Une série d’acquisitions pour soutenir le développement.
L’Amérique du Nord ne représente que 15% du chiffre d’affaires du consortium. Pour inverser la vapeur, EADS envisagerait plusieurs acquisitions aux Etats-Unis. Dans le domaine civil, les Européens fournissent régulièrement les Américains mais dans la défense, la situation est tout autre. Cependant, des initiatives notables remontent déjà à la surface. Outre le rachat de Plant-CML spécialisé dans la sécurité aéroportuaire, Eurocopter a fourni 300 hélicoptères légers à l’US Army.

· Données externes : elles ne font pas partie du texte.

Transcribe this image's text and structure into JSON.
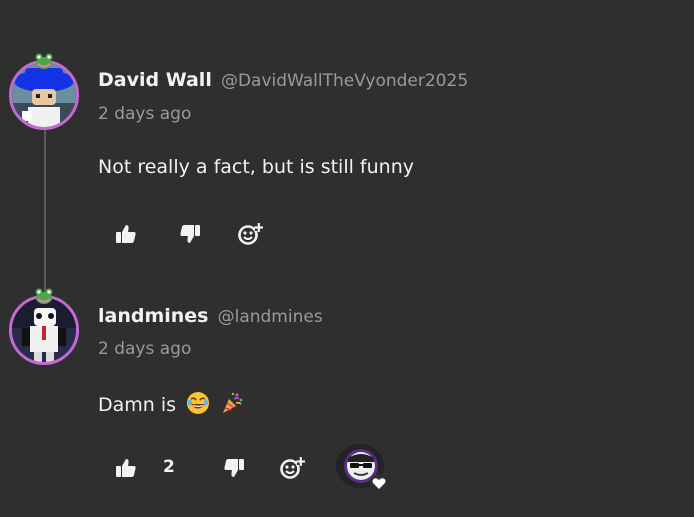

Cette filière d'EADS vient également de s’allier à Lockheed Martin pour produire un démonstrateur de l’Aerial Scout 72X. Un contrat d’envergure puisque créé pour trouver un remplaçant aux hélicoptères Kiowa. Un marché estimé entre six et dix milliards de dollars, maintenance comprise. Pour l’instant, le Pentagone n’a pas lancé d’appel d’offres, qui devrait concerner entre 350 et 500 hélicoptères multimissions. Un coup en avance pour placer le projet dont le maître d’œuvre sera EADS North America, le constructeur sera Eurocopter American (usines de Colombus) alors que Lockheed aura la responsabilité de l’avionique.

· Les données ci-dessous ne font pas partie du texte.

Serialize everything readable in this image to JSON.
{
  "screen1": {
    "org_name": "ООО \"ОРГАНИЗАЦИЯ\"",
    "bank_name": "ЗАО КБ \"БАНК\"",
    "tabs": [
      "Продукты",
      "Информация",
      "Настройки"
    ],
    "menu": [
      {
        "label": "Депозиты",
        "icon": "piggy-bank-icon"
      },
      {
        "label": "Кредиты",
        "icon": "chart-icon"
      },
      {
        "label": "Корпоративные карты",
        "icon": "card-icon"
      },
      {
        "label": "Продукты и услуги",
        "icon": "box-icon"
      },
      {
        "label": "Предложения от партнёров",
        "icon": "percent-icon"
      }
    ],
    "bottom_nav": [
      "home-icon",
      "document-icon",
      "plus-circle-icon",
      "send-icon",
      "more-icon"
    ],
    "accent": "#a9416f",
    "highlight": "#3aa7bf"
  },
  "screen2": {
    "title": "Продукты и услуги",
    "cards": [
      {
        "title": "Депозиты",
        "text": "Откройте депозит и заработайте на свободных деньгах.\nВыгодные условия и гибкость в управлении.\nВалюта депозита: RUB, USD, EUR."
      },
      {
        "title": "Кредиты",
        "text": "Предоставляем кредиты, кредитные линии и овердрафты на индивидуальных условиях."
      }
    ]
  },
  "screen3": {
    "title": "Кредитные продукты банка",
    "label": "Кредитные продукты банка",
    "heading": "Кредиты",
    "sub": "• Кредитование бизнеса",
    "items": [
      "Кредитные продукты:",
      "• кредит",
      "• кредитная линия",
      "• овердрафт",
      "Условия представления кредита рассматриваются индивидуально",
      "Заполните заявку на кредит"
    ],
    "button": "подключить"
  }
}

Cette série d’acquisitions, qui renforcera ces prochains mois la présence du consortium européen aux Etats-Unis, sert clairement des objectifs au delà de la première tranche de renouvellement de la flotte des ravitailleurs de l’Air Force. A terme, ce sont 400 avions ravitailleurs et de missions qui devront être remplacés. Pour cela, EADS pourra se baser sur son expérience acquise au cours du programme A310MRTT vendu au Canada et en Allemagne. Le groupe vise les 10 milliards de dollars de chiffre d’affaires aux Etats-Unis d’ici 2020. Ceci ne comprendrait pas le contrat KC-X.

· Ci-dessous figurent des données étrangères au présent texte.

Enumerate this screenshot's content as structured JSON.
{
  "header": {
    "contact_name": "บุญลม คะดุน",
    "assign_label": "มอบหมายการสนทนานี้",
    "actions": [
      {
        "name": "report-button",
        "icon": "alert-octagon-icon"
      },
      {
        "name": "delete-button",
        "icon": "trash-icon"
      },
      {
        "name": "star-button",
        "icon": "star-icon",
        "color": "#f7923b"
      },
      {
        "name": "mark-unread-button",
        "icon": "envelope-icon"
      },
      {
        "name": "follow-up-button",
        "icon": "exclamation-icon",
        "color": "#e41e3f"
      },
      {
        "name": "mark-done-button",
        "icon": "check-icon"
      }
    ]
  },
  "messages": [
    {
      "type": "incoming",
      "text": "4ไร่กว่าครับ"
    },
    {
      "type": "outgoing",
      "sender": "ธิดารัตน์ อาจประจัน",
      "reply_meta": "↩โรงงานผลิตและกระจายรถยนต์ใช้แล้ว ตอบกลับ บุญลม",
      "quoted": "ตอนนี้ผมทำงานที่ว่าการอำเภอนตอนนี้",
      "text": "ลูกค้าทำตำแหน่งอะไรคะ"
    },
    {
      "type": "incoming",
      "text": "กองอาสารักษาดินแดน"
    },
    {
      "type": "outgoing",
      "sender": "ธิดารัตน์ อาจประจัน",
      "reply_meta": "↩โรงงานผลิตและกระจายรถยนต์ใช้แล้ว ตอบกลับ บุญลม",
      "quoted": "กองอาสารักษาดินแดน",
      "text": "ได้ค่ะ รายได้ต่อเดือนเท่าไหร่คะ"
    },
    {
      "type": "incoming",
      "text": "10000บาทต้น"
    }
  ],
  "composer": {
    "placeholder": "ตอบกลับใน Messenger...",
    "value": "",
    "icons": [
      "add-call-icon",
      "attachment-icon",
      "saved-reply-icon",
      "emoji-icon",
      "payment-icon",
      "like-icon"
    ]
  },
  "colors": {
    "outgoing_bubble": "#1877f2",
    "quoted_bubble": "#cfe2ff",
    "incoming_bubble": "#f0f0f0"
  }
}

Après les hélicoptères, l’A400M devrait jouer un rôle primordial.
De plus, EADS reste toujours exposé à la variation euro-dollars qui pèse sur sa rentabilité. Pour continuer dans le sens de l’équilibrage, EADS a officiellement fait part de son intention de vendre environ 210 A400M aux Etats-Unis. Soit plus que les 180 appareils commandés par la Belgique, la France, l’Allemagne, la Turquie, le Luxembourg, la Grande Bretagne et l’Espagne réunis. Les déclarations faites par Domingo Urena, directeur d’Airbus Military, surviennent au bon moment pour donner un coup de fouet aux Européens qui semblent épuisés par le sauvetage de l’avion de transport tactique.
Ces trente prochaines années, la filiale espère écouler 500 A400M dans des pays qui ne participent pas directement au programme. Pour l’A400M, les Etats-Unis sera aussi un pays clé. M. Urena n’a pas encore souhaité s’exprimer sur le fait de savoir si l’avion de transport européen se fera à l’aide d’un partenaire américain ou non. En tout cas, il y a bon espoir à avoir même si des programmes comme le Boeing C-17 font rêver. Alors qu'il était en grande difficulté voici quelques années, il a connu à renouveau en engrangeant plusieurs commandes, peut-être suite aux déboire de l'avion européen. Il pourrait d'ailleurs se garnir prochainement d'une commande indienne d’une dizaine d’avions. Cependant, les capacités du C-130 de Lockheed Martin par exemple, ne font pas le poids face à l’A400M.
Quel avenir pour l’A330MRTT aux Etats-Unis ?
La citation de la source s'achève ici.